Nunca pensei que fosse tão fácil entrar na casa de um Cavaleiro de Ouro. O morador deve assumir que simplesmente sentirá a presença de um invasor e terá tempo de vir correndo desintegra-lo antes que aconteça algo de mais grave. Homens.

Só porque Athena diz ter certeza que todos os deuses gregos com tendências destrutivas estão hibernando não quer dizer que não haja outros, não gregos e desconhecidos, prontos a atacar a qualquer momento. Deixar a porta de serviço destrancada me parece uma grande idiotice. Faço uma nota mental para lembrar-me desse argumento no caso do Leão descobrir o que estou fazendo.
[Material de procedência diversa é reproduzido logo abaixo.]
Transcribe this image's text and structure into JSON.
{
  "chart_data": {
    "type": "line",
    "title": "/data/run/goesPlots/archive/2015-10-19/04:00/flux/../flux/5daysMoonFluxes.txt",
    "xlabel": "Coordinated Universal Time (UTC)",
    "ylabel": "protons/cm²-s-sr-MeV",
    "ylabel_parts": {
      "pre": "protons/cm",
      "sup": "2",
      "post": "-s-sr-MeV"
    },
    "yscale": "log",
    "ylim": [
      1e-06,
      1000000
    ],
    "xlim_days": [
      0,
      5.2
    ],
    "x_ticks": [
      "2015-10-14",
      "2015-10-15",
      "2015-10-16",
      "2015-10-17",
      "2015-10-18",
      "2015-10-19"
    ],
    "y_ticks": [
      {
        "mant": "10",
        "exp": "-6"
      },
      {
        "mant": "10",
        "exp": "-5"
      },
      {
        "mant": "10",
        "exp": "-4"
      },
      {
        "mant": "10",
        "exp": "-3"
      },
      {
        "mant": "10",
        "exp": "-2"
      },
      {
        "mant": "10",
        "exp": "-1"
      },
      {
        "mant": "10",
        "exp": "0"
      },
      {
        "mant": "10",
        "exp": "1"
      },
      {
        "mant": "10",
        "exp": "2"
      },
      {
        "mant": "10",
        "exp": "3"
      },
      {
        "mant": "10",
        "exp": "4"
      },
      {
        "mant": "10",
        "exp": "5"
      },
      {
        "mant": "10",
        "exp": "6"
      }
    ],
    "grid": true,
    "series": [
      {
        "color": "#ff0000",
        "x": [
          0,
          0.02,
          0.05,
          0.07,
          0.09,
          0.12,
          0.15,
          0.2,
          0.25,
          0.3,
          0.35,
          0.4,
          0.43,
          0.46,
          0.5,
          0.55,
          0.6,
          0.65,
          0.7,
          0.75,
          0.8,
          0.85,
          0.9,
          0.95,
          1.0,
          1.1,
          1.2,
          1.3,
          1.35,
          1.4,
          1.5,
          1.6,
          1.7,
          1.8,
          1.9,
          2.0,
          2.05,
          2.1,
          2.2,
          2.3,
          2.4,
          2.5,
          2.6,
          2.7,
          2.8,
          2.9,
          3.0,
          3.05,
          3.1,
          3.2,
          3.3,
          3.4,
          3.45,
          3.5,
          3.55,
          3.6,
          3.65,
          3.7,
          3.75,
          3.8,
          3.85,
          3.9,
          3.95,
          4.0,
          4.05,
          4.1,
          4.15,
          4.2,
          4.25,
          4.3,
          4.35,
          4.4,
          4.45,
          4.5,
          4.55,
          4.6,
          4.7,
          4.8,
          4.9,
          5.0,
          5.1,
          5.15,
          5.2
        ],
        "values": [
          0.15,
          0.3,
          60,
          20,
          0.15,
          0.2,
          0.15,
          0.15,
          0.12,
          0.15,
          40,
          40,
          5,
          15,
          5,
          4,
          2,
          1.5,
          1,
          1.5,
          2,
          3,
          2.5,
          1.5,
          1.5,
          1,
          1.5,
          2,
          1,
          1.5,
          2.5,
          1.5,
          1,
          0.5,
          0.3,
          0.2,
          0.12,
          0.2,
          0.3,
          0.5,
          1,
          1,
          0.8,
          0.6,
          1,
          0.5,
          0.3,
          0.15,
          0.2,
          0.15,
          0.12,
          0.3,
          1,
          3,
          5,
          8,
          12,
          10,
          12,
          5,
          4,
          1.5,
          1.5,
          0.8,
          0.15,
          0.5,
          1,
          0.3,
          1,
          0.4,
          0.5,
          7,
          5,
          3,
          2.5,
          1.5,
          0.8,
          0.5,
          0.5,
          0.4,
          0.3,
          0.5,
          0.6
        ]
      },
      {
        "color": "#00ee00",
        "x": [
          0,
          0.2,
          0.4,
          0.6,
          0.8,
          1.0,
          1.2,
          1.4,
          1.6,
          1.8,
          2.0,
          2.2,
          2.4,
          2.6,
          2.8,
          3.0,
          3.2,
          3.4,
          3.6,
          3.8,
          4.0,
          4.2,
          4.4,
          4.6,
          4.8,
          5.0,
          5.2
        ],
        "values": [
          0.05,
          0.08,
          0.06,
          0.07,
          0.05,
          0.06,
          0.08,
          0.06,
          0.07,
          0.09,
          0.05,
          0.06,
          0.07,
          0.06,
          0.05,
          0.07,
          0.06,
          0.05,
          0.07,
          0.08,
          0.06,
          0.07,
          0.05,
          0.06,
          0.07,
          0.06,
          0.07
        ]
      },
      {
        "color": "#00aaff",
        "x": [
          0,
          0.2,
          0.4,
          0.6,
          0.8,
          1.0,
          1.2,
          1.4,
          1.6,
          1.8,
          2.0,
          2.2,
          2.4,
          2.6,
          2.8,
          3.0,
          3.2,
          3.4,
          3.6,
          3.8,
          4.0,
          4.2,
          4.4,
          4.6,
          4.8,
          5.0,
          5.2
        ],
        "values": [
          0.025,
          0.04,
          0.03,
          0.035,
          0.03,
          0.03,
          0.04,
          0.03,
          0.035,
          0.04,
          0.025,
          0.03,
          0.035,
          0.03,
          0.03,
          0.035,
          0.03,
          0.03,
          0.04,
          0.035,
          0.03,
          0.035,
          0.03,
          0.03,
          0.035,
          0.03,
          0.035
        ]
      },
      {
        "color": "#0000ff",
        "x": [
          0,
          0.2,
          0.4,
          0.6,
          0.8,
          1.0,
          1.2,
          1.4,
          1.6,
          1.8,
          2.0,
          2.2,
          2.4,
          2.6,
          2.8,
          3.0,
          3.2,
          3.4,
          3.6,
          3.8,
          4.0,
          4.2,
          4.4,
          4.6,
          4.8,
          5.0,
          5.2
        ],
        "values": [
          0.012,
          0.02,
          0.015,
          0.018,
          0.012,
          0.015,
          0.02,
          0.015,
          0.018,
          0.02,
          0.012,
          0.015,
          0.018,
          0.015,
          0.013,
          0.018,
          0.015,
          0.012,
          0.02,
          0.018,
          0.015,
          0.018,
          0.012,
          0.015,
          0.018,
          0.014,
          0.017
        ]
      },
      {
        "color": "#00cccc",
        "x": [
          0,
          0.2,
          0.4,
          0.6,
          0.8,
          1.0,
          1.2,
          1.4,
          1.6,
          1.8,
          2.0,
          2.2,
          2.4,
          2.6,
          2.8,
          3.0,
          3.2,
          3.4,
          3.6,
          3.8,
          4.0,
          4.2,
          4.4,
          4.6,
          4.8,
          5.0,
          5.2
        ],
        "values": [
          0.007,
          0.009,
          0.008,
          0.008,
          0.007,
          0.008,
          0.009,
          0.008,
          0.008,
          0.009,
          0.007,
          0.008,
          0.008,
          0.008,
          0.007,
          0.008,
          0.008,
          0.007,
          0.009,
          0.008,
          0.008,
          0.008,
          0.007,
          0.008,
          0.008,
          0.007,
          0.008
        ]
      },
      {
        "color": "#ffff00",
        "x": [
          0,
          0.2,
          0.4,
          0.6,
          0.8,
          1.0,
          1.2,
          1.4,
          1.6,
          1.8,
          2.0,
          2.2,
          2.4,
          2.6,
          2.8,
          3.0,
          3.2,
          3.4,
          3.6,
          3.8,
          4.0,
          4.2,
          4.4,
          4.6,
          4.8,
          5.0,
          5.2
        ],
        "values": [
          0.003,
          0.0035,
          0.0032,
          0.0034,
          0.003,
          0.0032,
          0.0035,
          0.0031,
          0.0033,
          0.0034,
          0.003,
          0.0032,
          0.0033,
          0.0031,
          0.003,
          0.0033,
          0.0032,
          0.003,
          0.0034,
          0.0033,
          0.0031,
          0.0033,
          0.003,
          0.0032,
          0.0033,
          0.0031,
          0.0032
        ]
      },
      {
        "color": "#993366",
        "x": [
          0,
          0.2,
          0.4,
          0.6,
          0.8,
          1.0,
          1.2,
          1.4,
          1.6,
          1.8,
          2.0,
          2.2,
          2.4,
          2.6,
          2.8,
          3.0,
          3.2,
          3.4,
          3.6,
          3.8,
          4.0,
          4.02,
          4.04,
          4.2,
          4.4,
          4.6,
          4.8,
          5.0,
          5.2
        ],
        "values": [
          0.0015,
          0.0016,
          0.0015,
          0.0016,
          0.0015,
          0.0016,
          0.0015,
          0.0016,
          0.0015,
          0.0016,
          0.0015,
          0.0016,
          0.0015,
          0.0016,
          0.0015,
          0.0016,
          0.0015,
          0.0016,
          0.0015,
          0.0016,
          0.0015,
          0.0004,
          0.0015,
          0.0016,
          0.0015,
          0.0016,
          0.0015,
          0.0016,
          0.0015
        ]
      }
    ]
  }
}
A casa está escura e o ar tem um cheiro forte de mofo. Aioria não limpa esse lugar? Logo na entrada piso no que parece um amontoado de garrafas plásticas e quase perco o equilíbrio. Por questões de segurança, começo a andar apoiada na parede como um rato, avançando o mais silenciosamente possível. A última coisa de que preciso é algum outro morador do Santuário vindo checar barulhos estranhos em uma casa que deveria estar vazia.

O computador de Aioria fica no escritório e, se bem me lembro, o mesmo está localizado no final desse corredor. Estive na Casa de Leão apenas dois meses atrás em uma festa e não perdi a chance de fazer um tour pela residência. Conclui que as doze casas são muito menos interessantes do que os relatos fazem parecer. Apenas meia dúzia de quartos bagunçados que parecem exatamente iguais a qualquer apartamento de solteiro do mundo.

Encontro o escritório facilmente, mas dentro está tão escuro quanto o corredor. Droga, devia ter trazido uma lanterna. Pelo menos a porta está destrancada. Penso em acender a luz, mas temo que o intrometido do Shaka perceba alguma coisa errada. Pior: Máscara da Morte. Este sim teria o maior prazer em vir investigar só para ter a chance de eliminar alguém.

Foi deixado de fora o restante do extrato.